I have recently begun the process of migrating an entire large application from mysql_ to mysqli_ and in doing so I have also set the goal that all user input shall go through prepared statements.
EDIT in response to YCs fair comment below: For the avoidance of ambiguity, I always put anything that a user has generated through a prepared statement, even if it has already been stored in the db. Where possible I avoid using re-insertion of user data though as it is unreliable so system functions tend to depend on automatically generated indices.
In fairness, the pages are short (no more than 1000 lines) so fixing does not take long per page and they have few queries so the performance reduction is not noticeable, and certainly eaten up by improvements in server technology since I wrote the original code. I suspect you will find that the reduction in escaping etc will far outweigh any performance hit on prep statements though you'll have to check if it's critical.

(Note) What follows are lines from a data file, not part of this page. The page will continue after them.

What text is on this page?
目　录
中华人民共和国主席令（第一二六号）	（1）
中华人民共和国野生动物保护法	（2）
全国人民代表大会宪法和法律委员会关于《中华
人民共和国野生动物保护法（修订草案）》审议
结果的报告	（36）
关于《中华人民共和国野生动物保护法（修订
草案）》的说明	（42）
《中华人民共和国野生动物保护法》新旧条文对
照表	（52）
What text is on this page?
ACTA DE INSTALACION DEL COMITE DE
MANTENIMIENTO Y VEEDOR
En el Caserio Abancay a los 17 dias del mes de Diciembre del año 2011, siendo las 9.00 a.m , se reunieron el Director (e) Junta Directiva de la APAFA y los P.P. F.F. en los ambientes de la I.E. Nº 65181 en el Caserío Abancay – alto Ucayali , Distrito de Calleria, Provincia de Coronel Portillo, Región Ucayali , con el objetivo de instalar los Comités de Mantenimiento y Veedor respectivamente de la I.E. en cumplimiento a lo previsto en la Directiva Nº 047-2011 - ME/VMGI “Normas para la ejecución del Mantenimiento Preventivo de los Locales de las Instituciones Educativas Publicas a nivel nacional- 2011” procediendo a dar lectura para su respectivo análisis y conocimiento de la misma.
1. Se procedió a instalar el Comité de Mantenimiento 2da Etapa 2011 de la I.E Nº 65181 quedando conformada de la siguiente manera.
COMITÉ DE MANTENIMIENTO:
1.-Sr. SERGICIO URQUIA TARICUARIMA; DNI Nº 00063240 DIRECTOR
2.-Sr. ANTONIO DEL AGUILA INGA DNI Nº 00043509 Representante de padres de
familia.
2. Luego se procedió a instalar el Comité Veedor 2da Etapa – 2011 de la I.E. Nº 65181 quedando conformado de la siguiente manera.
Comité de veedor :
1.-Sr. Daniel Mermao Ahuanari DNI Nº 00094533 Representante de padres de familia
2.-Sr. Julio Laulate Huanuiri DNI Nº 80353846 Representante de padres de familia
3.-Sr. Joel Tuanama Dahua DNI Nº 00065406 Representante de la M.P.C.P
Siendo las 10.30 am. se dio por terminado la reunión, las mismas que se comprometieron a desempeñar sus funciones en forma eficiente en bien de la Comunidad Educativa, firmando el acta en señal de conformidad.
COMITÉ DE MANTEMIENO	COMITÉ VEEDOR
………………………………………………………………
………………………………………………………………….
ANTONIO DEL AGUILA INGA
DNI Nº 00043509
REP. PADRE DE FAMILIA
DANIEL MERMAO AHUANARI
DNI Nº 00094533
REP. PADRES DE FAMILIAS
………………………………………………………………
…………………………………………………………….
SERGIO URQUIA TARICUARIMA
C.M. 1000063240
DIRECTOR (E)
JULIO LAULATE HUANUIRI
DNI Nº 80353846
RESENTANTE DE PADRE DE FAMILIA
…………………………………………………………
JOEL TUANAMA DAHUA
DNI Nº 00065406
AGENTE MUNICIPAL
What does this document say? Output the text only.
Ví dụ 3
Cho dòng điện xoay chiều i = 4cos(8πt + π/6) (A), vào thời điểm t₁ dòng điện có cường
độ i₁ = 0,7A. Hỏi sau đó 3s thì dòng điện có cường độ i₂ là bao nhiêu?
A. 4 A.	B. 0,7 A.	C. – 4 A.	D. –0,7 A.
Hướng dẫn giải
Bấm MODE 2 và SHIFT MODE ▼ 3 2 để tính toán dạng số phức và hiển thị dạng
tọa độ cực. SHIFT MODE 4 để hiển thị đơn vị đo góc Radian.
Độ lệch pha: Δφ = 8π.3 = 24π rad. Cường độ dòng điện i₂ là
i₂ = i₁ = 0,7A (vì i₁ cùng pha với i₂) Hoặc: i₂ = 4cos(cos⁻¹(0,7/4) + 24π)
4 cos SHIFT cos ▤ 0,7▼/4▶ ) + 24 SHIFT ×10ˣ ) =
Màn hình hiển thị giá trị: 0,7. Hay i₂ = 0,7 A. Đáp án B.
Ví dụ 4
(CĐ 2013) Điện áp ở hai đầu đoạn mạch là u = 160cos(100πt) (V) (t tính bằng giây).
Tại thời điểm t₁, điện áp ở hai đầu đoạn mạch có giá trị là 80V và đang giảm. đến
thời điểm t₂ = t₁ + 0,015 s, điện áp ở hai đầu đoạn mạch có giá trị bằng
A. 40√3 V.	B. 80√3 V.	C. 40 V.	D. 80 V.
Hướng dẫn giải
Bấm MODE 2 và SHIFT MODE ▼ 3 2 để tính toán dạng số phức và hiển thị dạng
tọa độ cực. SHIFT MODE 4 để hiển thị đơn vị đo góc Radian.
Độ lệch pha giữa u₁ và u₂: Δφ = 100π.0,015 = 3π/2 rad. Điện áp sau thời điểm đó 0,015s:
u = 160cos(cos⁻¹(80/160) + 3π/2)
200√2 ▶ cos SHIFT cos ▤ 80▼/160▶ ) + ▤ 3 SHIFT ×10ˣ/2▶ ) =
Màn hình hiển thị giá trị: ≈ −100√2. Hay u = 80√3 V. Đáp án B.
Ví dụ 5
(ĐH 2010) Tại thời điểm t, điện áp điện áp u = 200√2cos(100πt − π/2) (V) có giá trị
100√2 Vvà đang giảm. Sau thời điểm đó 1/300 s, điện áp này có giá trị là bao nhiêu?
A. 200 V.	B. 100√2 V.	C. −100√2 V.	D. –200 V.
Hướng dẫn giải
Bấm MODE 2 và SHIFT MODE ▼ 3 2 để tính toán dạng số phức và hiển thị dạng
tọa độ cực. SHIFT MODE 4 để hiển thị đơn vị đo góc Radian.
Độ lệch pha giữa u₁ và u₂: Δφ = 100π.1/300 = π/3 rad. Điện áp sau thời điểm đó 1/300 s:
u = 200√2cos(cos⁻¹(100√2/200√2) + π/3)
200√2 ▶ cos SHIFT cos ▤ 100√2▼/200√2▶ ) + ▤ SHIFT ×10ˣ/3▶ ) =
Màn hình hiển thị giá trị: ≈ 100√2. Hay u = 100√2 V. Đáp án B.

It has dismayed me how many vulnerabilities I found in my code whilst doing this review (I included security as best I could when it was written and set myself rules much the same as yours) and ultimately I have found the need to rewrite large code chunks to improve security. Performance has improved markedly as a result of greater experience and code tweaks too.
The way I'm going about the change is to add a mysqli connection to my database header file. All new code uses this. As I find time, I'm updating older code and testing each page using a header file that does not have the old mysql connection. It's dead quick to find bits you've missed that way in a dev environment and it can be quite a good way to use time that would otherwise be wasted as each page takes only a few minutes to update so can be done during brain-fade periods.
A note on the second order injection BTW as this was the most common vulnerability I had built in:
Most SQL injection prevention kind of assumes that the injection attack will only take place at login, from a malicious non-registered user who once foiled will never return and that registered users can be trusted. Not so.
It is conceivable that code could be injected through your protection then used later. This is most unlikely to work as it is heavily dependent on clumsy db and application design, but some of the smartest people in the world are hackers. Why make their life easier?
The attack is made more probable if your sql is simple and your application does any subquerying using data previously obtained from the db. Remember that
' OR 1=1 gets converted to
\' OR 1=1 by mysql_real_escape_string but is stored as
' OR 1=1 in the db
so if retrieved and placed into a PHP variable which is then used unescaped in a sql query, it can then cause problems just the same as if it had never been escaped. If you just use prep statements for all queries, the risk goes away permanently though do remember the prep statement will still store the malicious code so you still have to use a prepared statement again when you next need to use the data that has been entered.
This Blog gives a decent discussion and examples so I'll not expand further, but if you ensure that all user input data is passed through prepared statements if it is to be used as part of a query, even after it has been stored in the db, you should be safe.
At the risk of repetition, it is worth also becoming very friendly with the OWASP site which has valuable security discussions.